While true, but my contestation is about how a desktop OS and Desktop hardware do not compare equally to that of a mobile OS and mobile hardware.

And that if it does, then the base idea of building said hardware due to the requirements of said OS are equally out of tune. Thus going back to the "dog chasing tail" of the desktop pc.
 
:rolleyes:For something that is oldtech it is pretty damn impressive for 3D games and overall experience...
 
The 800 mhz dual core cpu of the Apple 4S wasn't the fastest already when it released. Now Quad cores phones have already been announced to be released.

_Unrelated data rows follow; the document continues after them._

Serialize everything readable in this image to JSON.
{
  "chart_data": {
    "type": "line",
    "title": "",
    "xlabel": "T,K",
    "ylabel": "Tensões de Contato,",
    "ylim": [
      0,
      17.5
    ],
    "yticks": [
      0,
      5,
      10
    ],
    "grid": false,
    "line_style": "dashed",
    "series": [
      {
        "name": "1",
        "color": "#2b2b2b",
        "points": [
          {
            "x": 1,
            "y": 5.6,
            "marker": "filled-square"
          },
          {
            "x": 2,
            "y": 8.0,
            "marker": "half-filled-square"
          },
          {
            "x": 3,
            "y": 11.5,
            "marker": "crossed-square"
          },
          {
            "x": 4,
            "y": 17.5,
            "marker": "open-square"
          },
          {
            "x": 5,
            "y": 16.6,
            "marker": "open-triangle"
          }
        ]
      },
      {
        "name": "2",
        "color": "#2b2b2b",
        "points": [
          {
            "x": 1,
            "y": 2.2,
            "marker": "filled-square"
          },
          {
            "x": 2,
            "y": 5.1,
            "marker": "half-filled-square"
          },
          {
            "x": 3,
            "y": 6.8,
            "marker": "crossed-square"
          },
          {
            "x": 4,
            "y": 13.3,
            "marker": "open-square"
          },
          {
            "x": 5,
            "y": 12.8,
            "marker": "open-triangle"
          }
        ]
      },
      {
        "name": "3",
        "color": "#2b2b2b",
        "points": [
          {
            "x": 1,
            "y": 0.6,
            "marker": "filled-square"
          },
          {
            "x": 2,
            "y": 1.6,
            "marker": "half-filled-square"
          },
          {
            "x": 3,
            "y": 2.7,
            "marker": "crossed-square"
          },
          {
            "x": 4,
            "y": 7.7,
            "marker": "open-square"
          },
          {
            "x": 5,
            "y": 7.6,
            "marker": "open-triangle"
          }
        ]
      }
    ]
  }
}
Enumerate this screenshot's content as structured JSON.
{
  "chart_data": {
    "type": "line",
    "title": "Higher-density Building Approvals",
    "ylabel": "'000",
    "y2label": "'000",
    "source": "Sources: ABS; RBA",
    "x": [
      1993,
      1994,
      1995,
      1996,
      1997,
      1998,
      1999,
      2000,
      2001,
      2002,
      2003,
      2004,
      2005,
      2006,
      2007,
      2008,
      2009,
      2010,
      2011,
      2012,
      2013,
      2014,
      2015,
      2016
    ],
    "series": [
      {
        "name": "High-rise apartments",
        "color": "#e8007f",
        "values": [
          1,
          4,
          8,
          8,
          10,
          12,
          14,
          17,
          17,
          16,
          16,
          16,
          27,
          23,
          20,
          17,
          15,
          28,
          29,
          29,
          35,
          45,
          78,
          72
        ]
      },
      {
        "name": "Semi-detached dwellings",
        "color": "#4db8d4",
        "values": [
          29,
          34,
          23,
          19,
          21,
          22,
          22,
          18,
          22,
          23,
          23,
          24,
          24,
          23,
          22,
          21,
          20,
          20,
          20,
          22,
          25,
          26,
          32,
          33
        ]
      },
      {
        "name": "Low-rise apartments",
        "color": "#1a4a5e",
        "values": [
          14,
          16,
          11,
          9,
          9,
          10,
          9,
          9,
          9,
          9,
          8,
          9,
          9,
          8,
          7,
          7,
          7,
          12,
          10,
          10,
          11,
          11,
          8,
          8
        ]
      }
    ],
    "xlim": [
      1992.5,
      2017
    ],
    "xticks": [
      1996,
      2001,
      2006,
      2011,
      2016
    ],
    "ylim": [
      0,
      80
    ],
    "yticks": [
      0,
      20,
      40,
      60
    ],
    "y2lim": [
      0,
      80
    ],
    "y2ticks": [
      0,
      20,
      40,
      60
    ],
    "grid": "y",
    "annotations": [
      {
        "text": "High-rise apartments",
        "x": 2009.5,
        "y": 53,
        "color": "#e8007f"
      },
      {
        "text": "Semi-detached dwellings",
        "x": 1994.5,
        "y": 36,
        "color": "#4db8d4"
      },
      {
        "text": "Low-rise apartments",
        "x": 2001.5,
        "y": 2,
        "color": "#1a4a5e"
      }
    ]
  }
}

2.0 ghz Quad core ( Samsung Galaxy S3 ) vs 800 mhz dual core ( iPhone 4S) :eek: ( both are made by Samsung )
Before I even read any of the other responses let me say you're one of THOSE people that hasn't caught on that it's not all about the speed of the processor or amount of cores. It's hardware/software integration. You could have a 20 core processor running at 4ghz but if the software isn't written to smoothly integrate all that power what good is it? I bet you believe that mega pixels = picture quality too....... Some will never learn.
 
While true, but my contestation is about how a desktop OS and Desktop hardware do not compare equally to that of a mobile OS and mobile hardware.

I think that they do, though. The smoothness we see in iOS is due to hardware acceleration. If you look at ICS, it is much smoother than its predecessors. The difference here is that iPhones have a beefier GPU than the majority of contenders, something I don't quite understand. It is also easier and cheaper to get the hardware acceleration needed on a PC machine since its components can be so much larger than a smartphone's.

Also, the notion that Android devices NEED the heartier cpus is ludicrous to me (not saying you said this, but I know it was said at some point in the thread). I think they need them in the sense that they have become selling points. The specs are in the ads, on tv, radio, etc. It is how, even the laymen, differentiates one phone from the other. Apple has never been to "spec happy", which shows, because they never released the specs of any of their iOS products aside from things like resolution and storage space (the basics), yet they still sell like hotcakes. What Android phones truly need are a dedicated gpu to be able to push that hardware acceleration to the limit. Until that becomes mainstream, we are never going to get the buttery smoothness we are looking for on the platform.
 
While A5 CPU is rather dated (GPU is great though), it's not the most horrible spec in iPhone 4S. RAM is where it hurts. Having half the RAM of most Android phones shows in the elevated app crash rates. Few applications have proper mechanisms for recovering from a situation where memory limit is reached. Most common "mechanism" is crash. For example, people report tons of Safari crashes when using multiple tabs.
 
RAM is where it hurts. Having half the RAM of most Android phones shows in the elevated app crash rates. Few applications have proper mechanisms for recovering from a situation where memory limit is reached. Most common "mechanism" is crash.

I don't want to start an argument :) but I believe the iPhone handles memory more gracefully than that.
 
A locked down device doesn't need great specs.

A pocket calculator isn't running the latest CPU also.
 
There's two ways to go about it (extreme examples):

1. Put a dual 800 A5 with a 1420mah battery in a small device.

2. Put a dual 1.2 TI OMAP and LTE radio and a 3300mah battery in a larger device.

Both yield excellent battery life and performance, but they take a bit of a different approach. #1 is about efficiency, #2 is a brute force approach. The efficiency approach allows for a smaller phone, but the brute force approach allows it to run on Verizon 4G LTE and still last all day.